January 6  God Works In Strange Ways

 

So faith comes from hearing, and hearing through the word of Christ. Rom. 10:17, ESV.

Miller's turning way from the inadequacies of deism didn't mean that he was all that excited to become a Christian.

But he did begin to attend church. At least when he felt like it.

The next turning point in Miller's life came in May 1816 when he discovered himself "in the act of taking the name of God in vain." He had acquired the practice in the army but had come under conviction that it was wrong.

That action might seem insignificant to most people, but the topic of religion had agitated Miller's mind for some time. As a result, the event predipitated a crisis in his life. "In the month of May 1816," he later wrote, "I was brought under conviction; and O, what horror filled my soul! I forgot to eat. the heavens appeared like brass, and the earth like iron. Thus I continued till October, when God opened my eyes."

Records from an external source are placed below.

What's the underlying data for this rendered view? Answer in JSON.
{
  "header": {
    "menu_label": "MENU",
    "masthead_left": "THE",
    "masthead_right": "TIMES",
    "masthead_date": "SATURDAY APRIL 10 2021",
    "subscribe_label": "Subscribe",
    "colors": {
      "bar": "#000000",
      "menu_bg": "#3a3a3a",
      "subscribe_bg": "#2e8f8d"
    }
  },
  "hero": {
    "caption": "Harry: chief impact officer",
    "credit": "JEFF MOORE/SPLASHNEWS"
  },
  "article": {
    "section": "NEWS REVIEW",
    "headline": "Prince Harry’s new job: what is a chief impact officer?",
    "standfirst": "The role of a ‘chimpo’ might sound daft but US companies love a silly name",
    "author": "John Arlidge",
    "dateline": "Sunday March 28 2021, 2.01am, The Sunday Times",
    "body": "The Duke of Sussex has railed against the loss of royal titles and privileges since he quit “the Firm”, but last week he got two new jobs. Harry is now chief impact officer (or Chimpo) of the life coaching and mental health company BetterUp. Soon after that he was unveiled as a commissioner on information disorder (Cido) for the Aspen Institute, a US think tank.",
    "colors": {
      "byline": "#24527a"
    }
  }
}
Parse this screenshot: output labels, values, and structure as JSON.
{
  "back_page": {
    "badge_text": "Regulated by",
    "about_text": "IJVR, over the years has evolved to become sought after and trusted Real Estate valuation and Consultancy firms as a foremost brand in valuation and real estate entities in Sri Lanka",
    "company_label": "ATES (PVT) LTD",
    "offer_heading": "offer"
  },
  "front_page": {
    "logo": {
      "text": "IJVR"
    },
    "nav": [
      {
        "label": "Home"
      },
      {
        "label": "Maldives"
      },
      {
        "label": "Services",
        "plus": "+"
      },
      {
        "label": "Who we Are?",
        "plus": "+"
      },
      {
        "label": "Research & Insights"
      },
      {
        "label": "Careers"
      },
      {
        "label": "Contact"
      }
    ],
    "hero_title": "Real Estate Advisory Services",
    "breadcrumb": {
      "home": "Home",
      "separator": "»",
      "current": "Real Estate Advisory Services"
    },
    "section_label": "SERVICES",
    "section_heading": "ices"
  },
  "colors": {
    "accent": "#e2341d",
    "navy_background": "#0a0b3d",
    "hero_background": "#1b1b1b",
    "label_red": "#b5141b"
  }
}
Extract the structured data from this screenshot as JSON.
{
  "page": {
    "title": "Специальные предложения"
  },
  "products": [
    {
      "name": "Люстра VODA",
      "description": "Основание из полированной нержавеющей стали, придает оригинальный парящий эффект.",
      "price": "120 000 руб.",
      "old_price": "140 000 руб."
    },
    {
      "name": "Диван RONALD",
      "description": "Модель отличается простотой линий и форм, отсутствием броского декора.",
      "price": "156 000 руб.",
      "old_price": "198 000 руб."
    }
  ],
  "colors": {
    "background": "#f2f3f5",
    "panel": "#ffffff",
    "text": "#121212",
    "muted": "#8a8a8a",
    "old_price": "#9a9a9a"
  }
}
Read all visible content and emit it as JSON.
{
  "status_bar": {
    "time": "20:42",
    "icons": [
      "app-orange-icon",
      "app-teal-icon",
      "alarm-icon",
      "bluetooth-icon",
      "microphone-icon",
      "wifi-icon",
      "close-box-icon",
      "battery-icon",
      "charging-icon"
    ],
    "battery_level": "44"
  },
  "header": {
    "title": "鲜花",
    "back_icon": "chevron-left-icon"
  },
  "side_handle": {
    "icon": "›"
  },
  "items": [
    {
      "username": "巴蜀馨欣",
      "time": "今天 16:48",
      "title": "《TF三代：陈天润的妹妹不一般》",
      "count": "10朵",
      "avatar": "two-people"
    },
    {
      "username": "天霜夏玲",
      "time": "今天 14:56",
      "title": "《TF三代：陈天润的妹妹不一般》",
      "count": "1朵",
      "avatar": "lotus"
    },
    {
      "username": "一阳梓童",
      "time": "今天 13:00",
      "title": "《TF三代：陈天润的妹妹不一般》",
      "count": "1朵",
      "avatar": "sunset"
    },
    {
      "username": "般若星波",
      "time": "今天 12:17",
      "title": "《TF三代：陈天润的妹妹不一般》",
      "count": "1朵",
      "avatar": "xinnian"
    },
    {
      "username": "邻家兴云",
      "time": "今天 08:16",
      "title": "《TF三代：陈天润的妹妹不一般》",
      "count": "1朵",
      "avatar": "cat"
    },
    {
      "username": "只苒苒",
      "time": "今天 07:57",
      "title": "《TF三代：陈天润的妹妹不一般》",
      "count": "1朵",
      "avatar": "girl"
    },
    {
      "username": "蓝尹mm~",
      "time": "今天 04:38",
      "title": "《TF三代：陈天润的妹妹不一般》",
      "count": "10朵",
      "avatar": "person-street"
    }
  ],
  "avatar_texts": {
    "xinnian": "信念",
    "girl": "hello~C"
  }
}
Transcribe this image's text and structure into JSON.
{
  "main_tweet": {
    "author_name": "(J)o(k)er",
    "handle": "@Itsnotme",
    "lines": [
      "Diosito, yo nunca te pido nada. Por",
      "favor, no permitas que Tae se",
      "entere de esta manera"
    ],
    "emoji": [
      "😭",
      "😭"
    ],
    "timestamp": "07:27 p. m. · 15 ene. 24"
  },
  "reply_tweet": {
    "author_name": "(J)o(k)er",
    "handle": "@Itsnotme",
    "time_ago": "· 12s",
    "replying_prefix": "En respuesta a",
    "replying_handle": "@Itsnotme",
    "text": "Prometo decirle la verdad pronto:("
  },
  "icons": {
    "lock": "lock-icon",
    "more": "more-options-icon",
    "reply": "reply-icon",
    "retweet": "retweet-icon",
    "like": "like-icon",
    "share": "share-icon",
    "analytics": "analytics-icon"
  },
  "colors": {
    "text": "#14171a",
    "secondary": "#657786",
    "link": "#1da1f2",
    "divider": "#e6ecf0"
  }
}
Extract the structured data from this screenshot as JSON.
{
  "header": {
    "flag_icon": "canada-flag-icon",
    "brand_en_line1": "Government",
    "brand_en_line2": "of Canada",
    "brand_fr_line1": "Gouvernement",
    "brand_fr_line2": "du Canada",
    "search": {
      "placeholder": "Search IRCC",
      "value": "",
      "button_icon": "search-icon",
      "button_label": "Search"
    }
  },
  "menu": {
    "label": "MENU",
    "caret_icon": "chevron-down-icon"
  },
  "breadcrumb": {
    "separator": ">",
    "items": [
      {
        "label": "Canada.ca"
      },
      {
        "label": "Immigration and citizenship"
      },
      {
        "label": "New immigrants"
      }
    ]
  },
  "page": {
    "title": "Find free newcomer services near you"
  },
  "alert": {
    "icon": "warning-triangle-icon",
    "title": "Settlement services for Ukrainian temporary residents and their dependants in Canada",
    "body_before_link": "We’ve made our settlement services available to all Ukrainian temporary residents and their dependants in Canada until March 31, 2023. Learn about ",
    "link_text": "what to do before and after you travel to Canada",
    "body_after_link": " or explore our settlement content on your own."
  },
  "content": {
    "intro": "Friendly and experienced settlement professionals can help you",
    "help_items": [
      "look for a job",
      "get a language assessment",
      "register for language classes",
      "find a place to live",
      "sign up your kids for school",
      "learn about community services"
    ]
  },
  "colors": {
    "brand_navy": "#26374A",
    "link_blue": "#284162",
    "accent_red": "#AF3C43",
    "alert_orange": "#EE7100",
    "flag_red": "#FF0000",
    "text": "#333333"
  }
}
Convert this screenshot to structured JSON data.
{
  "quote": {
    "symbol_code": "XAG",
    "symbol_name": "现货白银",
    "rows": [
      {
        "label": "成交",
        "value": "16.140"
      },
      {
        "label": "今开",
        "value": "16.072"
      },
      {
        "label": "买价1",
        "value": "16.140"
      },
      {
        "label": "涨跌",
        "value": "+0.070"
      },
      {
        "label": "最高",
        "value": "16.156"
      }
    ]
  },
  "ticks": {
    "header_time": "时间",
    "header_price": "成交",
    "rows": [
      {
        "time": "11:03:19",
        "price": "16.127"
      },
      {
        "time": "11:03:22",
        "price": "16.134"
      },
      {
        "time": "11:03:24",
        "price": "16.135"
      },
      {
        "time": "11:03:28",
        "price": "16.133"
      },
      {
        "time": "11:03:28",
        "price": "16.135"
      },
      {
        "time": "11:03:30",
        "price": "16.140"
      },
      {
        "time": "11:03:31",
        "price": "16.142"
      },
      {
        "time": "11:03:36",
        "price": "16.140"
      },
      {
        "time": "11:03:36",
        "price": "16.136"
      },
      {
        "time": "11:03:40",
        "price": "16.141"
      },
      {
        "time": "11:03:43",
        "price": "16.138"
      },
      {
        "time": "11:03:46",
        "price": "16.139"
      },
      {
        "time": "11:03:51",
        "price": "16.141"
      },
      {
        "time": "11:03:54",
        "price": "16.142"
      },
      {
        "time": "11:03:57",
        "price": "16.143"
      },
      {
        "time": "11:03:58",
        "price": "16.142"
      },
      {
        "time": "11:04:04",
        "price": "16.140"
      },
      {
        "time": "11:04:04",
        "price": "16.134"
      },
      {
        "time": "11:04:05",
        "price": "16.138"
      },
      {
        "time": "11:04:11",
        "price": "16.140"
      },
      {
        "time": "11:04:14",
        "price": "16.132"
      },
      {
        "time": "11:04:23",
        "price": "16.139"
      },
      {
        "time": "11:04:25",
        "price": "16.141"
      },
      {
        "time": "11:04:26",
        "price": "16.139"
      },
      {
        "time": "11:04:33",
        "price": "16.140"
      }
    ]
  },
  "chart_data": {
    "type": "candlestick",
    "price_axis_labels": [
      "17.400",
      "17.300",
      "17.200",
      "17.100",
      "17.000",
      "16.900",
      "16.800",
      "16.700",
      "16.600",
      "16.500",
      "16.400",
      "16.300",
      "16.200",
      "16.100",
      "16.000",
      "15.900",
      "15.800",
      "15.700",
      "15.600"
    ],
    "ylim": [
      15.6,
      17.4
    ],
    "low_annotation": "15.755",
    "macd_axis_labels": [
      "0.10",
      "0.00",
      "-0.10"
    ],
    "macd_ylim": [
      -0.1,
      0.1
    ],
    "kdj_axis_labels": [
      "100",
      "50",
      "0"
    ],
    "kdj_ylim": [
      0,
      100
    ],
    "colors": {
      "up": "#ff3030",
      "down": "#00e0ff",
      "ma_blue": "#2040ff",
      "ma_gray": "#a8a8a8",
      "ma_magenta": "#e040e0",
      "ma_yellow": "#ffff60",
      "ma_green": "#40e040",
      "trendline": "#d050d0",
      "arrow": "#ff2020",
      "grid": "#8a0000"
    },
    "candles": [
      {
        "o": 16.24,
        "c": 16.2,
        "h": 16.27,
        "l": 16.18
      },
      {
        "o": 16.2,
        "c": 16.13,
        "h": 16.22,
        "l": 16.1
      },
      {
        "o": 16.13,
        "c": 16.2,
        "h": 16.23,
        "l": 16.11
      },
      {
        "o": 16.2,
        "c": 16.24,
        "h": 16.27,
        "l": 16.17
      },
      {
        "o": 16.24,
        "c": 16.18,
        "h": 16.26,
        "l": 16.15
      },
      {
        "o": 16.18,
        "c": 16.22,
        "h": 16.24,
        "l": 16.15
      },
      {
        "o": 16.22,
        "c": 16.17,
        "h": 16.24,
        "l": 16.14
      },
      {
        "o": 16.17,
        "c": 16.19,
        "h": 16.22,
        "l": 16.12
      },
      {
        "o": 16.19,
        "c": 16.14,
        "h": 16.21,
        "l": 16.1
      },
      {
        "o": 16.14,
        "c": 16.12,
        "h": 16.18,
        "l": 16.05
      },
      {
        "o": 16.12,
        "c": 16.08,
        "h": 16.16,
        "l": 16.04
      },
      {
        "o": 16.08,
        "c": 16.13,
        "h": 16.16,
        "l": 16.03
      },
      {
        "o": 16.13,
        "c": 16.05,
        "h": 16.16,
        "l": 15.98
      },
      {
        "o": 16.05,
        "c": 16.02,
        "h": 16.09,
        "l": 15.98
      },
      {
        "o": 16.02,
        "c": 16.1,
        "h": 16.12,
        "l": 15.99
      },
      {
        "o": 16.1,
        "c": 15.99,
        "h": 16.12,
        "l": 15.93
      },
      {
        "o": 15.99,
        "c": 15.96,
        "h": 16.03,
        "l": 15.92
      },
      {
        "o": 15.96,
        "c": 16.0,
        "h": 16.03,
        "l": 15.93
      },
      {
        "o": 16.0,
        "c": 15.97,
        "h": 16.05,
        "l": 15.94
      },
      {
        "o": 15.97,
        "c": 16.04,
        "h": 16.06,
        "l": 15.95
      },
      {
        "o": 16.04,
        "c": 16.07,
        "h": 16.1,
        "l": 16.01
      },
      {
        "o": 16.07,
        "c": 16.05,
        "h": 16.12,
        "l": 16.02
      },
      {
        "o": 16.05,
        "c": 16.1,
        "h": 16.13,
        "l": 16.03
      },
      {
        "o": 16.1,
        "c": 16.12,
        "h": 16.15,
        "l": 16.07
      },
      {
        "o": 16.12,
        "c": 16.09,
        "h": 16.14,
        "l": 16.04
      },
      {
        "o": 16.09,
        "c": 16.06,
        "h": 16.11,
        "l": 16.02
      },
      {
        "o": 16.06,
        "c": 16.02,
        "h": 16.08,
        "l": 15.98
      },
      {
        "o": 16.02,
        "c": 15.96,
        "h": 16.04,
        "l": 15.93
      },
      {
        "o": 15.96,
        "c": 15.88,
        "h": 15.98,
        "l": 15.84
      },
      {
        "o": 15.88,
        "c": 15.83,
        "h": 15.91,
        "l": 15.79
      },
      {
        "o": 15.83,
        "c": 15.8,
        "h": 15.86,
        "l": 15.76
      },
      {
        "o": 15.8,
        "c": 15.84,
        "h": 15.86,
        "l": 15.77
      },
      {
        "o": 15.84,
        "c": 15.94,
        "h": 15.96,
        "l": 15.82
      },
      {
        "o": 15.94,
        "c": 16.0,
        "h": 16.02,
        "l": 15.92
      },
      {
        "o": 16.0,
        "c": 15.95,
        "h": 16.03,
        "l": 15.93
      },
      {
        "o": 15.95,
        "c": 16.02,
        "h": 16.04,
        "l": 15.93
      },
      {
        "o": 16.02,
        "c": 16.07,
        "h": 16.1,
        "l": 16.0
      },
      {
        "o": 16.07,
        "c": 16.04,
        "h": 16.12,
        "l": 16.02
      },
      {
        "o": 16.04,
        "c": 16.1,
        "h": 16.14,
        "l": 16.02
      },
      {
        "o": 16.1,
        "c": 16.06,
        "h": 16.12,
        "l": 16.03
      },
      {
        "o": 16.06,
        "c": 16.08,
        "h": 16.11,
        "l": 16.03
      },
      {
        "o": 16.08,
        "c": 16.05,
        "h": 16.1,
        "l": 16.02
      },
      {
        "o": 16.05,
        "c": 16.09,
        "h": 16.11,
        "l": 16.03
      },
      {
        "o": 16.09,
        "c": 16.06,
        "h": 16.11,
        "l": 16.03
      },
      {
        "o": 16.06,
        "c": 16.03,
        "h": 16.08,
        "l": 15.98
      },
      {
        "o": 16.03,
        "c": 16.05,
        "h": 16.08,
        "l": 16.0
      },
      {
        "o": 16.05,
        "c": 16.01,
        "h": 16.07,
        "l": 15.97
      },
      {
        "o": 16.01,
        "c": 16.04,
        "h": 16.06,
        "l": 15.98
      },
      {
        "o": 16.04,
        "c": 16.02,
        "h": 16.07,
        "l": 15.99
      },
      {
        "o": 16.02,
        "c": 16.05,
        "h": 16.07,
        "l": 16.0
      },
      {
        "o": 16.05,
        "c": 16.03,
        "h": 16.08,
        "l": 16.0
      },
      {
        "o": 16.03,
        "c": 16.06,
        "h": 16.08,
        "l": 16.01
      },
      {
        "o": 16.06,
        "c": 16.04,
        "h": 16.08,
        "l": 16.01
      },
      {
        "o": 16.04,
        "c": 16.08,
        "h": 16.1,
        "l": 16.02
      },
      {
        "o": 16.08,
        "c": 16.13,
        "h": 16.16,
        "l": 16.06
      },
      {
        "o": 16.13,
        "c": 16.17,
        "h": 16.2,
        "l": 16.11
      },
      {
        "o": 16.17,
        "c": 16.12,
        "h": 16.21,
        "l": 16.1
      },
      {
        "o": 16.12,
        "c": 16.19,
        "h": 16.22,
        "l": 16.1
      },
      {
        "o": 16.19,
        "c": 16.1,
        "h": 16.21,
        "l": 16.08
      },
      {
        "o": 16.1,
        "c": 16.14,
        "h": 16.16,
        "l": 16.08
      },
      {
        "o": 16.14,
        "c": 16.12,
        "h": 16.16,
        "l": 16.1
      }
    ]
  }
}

Two things happened in September 1816 that prepared Miller for his October crisis. The first was the celebration of the Battle of Plattsburg. While preparing for a time of "high glee," the veterans attended a sermon the evening before the big party. They returned in deep thought. Prayer and praise had replaced mirth and thoughts of the dance as they recalled the circumstances of the bitter battle and their "surprising" victory.

The second event took place the following Sunday. Miller's mother had discovered that he absented himself from church whenever the pastor was out of town. On such occasions one of the deacons would read poorly a sermons.

Miller made the mistake of intimating that if he could do the reading he would always be present. Thus the still deistic Miller regularly received invitations to present the sermons that the deacons selected. It was on September 15, 1816, that he read a sermon that so choked him up that he was forced to sit down in the midst of the message. He had reached a spiritual crisis.

A few weeks later, as he put it, "God opened my eyes; and O, my soul, what a Savior I discovered Jesus to be!" That discovery propelled the young convert into regular Bible study. Before long he noted that the Bible "became my delight, and in Jesus I found a friend."

God is a Diety of miracles. That He could take a skeptic such as Miller and lead him to conversation through his own public reading of a sermon is a wonder. We serve a God who utilizes multitude of means to accomplish His will.

Every wayside blossom owes its being to the same power that set the starry worlds on high. Through all created things thrills one pulse of life from the great heart of God. The flowers of the field are clothed by His hand in richer robes than have ever graced the forms of earthly kings. And "if God so clothe the grass of the field, which today is, and tomorrow is cast into the oven, shall He not much more clothe you, O ye of little faith?"(TFMB 96).